Jay-Z has defended his music streaming service Tidal against critics by saying the new audiophile venture is "doing just fine" and already has 770,000 subscribers.
Last month hip hop mogul Jay Z (whose real name is Shawn Carter) added another venture to his burgeoning business empire, launching Tidal, a new streaming service to rival the likes of Spotify and Deezer. But with early reviews of the high-res subscription service being less than enthusiastic, the rapper decided to voice his opinion in a stream-of-consciousness-style rant on Twitter.

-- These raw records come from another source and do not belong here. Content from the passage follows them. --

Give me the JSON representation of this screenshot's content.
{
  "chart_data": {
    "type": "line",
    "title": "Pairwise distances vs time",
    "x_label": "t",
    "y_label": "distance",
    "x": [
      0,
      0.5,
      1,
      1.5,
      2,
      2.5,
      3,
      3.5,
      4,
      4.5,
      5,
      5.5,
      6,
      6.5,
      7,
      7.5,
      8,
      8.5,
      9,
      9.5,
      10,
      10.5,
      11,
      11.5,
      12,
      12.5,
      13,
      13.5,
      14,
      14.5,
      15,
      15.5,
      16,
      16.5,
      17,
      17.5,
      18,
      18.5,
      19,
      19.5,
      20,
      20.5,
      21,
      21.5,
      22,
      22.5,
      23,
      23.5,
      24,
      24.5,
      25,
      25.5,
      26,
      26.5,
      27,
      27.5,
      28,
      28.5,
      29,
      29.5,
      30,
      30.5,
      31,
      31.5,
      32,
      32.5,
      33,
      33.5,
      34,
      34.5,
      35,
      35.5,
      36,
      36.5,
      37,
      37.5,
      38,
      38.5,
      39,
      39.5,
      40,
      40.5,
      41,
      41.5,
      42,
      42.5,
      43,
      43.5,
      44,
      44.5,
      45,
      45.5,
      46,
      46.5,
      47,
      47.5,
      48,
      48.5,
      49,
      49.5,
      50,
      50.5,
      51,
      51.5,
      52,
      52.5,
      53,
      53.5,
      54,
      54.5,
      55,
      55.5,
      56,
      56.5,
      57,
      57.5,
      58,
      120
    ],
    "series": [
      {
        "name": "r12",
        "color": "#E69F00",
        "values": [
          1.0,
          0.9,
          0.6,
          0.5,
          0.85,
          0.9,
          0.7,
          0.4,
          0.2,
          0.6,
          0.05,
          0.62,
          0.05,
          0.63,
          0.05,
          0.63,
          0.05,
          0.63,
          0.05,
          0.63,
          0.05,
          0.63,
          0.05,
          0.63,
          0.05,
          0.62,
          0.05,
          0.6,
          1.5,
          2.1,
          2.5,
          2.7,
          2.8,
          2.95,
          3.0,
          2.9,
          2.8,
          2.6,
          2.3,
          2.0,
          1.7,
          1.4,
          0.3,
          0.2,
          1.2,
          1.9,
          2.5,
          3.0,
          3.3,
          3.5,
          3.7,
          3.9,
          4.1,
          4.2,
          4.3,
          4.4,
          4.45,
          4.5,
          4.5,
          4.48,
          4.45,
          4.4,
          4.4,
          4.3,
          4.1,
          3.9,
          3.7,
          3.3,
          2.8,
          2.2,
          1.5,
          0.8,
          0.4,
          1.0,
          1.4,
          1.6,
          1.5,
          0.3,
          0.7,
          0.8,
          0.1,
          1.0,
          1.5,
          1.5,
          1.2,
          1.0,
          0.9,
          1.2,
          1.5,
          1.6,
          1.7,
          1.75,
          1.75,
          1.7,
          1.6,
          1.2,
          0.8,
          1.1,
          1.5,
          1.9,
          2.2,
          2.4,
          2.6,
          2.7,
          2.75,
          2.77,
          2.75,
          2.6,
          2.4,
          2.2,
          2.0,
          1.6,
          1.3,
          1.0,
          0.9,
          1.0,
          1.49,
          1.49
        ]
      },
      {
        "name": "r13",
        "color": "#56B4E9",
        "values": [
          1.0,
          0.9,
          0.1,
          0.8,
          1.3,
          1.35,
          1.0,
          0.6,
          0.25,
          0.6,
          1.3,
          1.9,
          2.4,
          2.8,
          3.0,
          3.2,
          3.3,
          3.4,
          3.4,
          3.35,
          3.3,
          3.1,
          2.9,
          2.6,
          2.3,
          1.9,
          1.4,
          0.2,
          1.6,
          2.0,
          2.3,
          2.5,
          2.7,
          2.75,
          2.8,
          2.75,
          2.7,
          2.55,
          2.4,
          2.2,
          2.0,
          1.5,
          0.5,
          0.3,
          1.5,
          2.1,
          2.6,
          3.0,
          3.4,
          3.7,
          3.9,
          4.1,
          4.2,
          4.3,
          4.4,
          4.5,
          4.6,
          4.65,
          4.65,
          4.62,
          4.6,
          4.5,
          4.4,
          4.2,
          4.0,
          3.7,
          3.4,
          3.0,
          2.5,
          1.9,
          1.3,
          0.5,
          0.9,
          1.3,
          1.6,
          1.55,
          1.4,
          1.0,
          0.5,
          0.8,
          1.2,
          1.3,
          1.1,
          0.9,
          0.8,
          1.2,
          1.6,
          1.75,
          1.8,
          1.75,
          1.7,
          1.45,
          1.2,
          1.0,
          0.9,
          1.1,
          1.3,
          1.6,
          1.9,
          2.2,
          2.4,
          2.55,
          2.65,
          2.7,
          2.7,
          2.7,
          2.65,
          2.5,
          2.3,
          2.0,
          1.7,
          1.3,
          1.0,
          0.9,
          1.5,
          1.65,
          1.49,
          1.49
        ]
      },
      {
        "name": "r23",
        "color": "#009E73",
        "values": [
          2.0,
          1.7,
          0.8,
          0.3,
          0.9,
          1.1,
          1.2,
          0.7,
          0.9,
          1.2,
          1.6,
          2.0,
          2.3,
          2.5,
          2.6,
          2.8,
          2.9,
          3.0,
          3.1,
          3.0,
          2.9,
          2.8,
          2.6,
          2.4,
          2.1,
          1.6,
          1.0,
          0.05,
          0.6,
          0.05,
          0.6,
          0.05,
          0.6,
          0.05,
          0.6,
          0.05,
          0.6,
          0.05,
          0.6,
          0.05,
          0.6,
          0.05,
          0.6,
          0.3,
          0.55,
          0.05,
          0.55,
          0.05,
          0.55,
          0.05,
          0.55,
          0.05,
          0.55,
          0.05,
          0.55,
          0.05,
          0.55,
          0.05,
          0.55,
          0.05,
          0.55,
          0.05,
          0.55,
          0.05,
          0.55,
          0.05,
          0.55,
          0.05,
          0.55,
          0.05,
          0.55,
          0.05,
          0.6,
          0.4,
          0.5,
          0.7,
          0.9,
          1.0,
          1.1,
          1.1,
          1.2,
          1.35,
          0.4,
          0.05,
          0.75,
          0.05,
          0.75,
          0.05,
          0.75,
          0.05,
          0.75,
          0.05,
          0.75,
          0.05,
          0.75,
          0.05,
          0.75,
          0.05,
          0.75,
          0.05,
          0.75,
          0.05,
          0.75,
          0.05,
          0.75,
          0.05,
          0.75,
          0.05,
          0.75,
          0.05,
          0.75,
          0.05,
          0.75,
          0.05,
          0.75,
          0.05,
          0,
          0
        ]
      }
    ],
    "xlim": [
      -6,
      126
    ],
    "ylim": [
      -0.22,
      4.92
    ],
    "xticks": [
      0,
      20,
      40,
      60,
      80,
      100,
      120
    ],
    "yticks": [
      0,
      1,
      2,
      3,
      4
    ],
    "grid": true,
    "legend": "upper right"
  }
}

On Sunday, 26 April, Jay-Z pointed out to critics that Tidal had been in business for just one month and that previous success stories didn't happen overnight: "The iTunes Store wasn't built in a day. It took Spotify nine years to be successful."
Tidal, which has 16 celebrity owners in total, is positioning itself at the premium end of the market, offering near CD-quality audio with music streamed at 1411 kilobytes per second (kbps). By comparison the best Spotify offers is 320kbps.
However the app has all but disappeared from Apple's App Store in the last four weeks, dropping out of the top 500 as early as 18 April and dropping as low as 870 last week according to data from market research company App Annie.
Recent rumours suggest the rapper will exclusively launch his new album with his wife Beyonce on Tidal as a way of promoting the service, but that has not helped bring the app back into the top 500 on the App Store.
Jay-Z however said he was in this for the "long haul" pleading with customers to "please give us a chance to grow and get better". The rapper also indicated that rivals were "spending millions" on smear campaigns against Tidal though he failed to name which companies he believed were doing this.
The media mogul also highlighted the fact his service paid all artists 75% of royalties and some indie bands would get 100% royalties.
"We have Tidal X - it supports artists by giving them a platform to connect with their most loyal fans. Tidal is for all. Our actions will speak louder than words. We made Tidal to bring people the best experiences. and to help artists give that to their fans over and over again," the rapper says.